The Influence of Natural Law on Early America Political and Legal Culture

Recent scholarship in early American political and legal history places heavy emphasis on the idea of rights. Jack Greene argues that the colonial desire for English rights constituted a central cause of imperial disputes in the eighteenth century. John Philip Reid argues even more strongly for the salience of the colonial claim to English rights in the coming of the Revolution. Peter Hoffer also stresses the importance of English law in the forming of colonial society. According to these scholars, English law functioned as a central repository of values in early America. While the argument about the centrality of a legal culture of rights is important, this historiography has erred in overlooking the influence of the idea of natural law on the colonial understanding of common law rights. Seeing the two traditions as mutually exclusive, these scholars argue that the colonists were solely concerned with traditional, historical English rights, Reid even goes so far as to argue for the "irrelevance" of the kind of natural law claims found in the Declaration.

By contrast, this paper will argue that these two contemporary languages were closely connected. From Bracton to Coke, natural law concepts such as "right reason," consent and equality were seen as an integral part of the English common law, providing a normative underpinning for common law rights. The American colonists were heavily influenced by this "Cokean" or higher law tradition; and this influence gave a distinctive cast to colonial political and legal culture.

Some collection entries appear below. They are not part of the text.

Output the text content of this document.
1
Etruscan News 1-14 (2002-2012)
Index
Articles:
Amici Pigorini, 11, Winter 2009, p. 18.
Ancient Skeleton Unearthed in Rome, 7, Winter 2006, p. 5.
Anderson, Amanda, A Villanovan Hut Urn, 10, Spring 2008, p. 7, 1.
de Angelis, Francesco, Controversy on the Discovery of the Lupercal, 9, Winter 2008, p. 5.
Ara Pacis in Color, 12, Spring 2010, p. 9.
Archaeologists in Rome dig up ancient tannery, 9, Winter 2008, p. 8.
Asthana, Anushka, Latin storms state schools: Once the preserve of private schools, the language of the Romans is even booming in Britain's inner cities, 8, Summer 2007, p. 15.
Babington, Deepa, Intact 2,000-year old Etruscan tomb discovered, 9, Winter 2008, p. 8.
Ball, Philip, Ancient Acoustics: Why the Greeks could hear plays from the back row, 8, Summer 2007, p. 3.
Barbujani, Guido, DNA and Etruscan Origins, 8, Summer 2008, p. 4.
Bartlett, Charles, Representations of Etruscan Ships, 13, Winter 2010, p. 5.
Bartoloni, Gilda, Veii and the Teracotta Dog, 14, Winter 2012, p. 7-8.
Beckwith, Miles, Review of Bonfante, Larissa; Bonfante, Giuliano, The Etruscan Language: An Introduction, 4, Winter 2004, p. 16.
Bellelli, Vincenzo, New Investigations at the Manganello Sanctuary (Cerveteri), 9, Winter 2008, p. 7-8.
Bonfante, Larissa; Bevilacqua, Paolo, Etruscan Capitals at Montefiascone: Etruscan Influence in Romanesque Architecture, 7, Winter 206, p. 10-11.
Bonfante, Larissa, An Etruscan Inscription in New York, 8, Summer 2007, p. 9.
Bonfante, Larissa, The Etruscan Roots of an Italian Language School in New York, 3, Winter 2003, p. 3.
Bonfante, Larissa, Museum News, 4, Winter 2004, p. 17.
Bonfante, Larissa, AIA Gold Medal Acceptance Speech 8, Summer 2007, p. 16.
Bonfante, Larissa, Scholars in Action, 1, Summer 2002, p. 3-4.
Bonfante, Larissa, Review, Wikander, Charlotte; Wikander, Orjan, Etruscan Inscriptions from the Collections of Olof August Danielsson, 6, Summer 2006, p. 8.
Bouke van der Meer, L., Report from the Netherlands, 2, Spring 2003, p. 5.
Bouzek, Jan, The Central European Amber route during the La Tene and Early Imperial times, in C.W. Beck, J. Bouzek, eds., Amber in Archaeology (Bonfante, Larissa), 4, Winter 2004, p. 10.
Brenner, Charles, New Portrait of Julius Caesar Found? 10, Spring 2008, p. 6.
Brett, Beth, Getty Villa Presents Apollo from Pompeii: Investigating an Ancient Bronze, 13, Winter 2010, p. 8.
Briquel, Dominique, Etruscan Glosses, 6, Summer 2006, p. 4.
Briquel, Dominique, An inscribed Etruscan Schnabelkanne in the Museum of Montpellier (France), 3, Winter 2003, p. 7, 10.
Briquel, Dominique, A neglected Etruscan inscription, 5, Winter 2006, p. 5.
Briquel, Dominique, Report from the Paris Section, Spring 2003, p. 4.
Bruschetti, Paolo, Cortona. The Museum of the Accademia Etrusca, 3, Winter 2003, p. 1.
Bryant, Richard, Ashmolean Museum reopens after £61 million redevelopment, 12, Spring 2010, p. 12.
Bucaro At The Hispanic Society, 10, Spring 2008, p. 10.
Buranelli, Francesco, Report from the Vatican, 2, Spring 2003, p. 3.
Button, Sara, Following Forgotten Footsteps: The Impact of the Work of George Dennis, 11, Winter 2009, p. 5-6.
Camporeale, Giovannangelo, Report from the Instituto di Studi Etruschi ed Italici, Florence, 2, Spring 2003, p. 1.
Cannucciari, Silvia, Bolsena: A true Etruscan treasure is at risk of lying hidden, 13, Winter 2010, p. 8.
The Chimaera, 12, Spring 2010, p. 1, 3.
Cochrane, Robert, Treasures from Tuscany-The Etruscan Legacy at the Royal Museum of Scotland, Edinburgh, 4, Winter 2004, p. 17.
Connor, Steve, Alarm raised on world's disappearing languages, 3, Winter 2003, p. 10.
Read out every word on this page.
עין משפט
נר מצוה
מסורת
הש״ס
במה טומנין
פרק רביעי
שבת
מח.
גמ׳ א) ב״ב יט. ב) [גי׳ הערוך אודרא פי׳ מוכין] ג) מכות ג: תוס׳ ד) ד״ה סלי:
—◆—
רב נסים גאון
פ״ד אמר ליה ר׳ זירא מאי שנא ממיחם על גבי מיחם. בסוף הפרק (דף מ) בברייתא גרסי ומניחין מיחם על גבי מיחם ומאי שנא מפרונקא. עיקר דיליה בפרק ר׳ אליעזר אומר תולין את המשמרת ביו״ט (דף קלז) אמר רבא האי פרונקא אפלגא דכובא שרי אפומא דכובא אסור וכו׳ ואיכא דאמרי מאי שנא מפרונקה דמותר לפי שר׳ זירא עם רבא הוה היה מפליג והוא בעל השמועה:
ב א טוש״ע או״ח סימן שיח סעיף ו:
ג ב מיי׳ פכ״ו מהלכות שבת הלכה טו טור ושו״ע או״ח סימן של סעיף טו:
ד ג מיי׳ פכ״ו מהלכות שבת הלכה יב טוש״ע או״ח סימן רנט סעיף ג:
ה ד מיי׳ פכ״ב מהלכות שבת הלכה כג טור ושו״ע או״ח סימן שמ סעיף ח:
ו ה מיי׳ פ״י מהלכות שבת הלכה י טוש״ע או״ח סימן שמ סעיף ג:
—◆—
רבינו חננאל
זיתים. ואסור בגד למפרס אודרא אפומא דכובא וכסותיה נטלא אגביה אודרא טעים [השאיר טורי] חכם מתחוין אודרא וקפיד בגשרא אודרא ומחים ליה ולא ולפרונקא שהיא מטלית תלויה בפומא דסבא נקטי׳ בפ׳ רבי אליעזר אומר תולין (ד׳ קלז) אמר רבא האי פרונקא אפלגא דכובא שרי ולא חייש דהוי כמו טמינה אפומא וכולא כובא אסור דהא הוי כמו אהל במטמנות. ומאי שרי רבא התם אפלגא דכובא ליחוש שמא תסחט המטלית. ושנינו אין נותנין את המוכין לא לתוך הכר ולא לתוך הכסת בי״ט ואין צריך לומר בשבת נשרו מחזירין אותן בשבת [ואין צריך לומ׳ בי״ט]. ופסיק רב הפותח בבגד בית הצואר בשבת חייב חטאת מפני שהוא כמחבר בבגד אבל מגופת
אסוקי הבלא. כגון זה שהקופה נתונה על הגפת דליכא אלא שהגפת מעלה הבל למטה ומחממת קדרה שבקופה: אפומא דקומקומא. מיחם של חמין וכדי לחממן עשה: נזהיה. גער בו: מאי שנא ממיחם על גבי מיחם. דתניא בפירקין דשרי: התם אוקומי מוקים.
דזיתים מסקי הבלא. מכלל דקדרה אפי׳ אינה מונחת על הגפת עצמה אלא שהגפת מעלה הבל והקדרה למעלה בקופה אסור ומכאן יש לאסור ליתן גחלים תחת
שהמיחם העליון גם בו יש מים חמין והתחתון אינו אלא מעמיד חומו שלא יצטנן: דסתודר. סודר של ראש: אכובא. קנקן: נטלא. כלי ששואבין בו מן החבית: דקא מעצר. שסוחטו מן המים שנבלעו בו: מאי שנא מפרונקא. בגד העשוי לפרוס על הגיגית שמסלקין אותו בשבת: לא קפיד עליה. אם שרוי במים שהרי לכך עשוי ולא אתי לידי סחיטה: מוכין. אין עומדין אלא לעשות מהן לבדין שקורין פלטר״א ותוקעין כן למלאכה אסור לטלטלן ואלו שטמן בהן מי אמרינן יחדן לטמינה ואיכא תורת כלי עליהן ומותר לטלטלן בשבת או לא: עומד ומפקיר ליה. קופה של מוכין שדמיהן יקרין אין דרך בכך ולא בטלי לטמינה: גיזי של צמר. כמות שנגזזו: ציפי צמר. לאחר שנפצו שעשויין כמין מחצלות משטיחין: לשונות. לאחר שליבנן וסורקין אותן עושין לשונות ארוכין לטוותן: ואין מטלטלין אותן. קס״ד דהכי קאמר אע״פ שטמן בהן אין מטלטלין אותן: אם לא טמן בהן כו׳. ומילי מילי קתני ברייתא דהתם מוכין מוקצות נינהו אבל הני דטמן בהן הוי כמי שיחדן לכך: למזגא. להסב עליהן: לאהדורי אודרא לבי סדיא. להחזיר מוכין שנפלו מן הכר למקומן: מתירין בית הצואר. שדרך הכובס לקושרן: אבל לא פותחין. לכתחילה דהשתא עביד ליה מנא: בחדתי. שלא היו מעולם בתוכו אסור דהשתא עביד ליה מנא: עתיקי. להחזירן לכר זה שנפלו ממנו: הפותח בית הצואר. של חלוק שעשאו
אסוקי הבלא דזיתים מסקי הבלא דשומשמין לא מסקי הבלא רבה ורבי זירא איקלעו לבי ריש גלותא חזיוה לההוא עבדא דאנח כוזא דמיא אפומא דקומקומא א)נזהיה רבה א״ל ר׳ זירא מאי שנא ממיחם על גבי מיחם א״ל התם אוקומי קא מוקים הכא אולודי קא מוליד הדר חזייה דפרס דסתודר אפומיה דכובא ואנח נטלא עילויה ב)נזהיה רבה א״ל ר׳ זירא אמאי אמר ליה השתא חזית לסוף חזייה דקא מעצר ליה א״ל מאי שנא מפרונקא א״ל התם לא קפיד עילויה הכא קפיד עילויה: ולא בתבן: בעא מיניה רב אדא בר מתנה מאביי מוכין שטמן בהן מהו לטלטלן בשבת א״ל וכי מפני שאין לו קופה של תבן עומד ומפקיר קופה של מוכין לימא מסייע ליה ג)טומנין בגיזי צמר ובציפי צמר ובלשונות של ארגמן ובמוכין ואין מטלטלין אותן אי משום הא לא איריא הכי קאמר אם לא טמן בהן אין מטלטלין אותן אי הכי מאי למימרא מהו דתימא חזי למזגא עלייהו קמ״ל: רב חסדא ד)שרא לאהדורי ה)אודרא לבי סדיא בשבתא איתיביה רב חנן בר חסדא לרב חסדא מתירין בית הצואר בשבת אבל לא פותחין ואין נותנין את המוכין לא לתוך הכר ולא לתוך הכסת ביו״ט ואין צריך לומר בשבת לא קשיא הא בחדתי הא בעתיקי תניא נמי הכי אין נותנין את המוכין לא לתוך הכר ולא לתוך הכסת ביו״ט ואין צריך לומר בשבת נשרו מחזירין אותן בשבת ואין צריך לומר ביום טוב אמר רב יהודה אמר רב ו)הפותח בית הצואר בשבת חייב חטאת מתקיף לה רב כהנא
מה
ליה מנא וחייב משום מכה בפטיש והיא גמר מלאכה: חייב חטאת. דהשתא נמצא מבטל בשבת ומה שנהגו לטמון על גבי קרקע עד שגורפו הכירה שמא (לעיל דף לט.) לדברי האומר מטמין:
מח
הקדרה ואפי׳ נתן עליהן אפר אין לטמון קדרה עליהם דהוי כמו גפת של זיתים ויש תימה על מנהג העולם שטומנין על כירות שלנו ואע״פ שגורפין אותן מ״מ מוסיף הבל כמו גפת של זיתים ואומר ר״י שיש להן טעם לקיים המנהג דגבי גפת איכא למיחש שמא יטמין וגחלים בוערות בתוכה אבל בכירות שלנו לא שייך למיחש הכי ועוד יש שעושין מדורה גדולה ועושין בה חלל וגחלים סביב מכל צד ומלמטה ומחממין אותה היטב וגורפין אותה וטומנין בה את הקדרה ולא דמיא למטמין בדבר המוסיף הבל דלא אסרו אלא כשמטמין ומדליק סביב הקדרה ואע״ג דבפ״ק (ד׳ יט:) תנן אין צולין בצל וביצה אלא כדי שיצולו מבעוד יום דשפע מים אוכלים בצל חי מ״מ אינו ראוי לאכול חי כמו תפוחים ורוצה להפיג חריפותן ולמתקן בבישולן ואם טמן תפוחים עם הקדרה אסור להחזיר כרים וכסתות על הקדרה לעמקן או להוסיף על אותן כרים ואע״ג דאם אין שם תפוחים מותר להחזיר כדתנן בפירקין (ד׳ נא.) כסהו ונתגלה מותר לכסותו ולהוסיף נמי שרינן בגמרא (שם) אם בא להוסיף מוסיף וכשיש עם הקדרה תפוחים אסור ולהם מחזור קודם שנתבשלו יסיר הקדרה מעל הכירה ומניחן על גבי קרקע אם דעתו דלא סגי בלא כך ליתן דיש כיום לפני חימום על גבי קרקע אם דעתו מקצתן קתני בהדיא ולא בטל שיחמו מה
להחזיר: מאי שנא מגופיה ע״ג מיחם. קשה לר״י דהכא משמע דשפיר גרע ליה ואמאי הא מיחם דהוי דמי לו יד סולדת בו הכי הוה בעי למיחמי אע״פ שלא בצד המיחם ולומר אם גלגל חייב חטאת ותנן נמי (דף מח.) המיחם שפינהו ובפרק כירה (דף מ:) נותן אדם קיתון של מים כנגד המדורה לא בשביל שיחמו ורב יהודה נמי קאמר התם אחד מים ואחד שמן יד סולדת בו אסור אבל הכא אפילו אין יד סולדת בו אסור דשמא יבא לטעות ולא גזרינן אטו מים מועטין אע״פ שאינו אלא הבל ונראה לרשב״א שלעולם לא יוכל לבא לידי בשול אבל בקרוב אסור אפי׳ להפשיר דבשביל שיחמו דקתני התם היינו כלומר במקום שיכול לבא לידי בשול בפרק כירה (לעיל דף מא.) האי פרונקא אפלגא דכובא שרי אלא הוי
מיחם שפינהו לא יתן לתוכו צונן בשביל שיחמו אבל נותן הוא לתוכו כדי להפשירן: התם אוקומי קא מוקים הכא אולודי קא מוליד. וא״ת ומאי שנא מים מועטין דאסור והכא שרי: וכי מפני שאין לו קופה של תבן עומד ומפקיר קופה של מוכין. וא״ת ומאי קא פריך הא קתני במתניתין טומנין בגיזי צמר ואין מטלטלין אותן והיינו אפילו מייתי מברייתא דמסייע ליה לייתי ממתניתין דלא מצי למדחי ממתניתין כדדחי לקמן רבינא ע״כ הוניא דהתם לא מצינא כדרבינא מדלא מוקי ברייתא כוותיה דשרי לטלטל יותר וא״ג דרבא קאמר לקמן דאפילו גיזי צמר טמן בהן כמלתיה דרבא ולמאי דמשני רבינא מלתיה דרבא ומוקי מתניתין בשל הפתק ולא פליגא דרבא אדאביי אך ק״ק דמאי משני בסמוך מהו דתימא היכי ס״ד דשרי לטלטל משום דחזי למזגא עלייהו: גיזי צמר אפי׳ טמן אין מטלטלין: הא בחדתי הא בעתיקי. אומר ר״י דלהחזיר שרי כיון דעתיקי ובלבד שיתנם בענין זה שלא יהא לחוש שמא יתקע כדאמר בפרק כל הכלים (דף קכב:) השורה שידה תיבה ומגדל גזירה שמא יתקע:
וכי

The paper proposes to examine the ways in which early Americans were influenced by natural law ideas. It will demonstrate that, from the early eighteenth century on, colonial elites frequently invoked natural law as the basis for their common law rights. By the mid-eighteenth century, common law legal rights were seen as an expression of underlying natural law norms. As a consequence, new rights such as freedom of expression and religious toleration began to be articulated. Having examined this mid-century intellectual development, the paper will raise the question of the importance of this "higher law" legal culture for an understanding of the coming of both revolutionary legal resistance and post-revolutionary legal reform.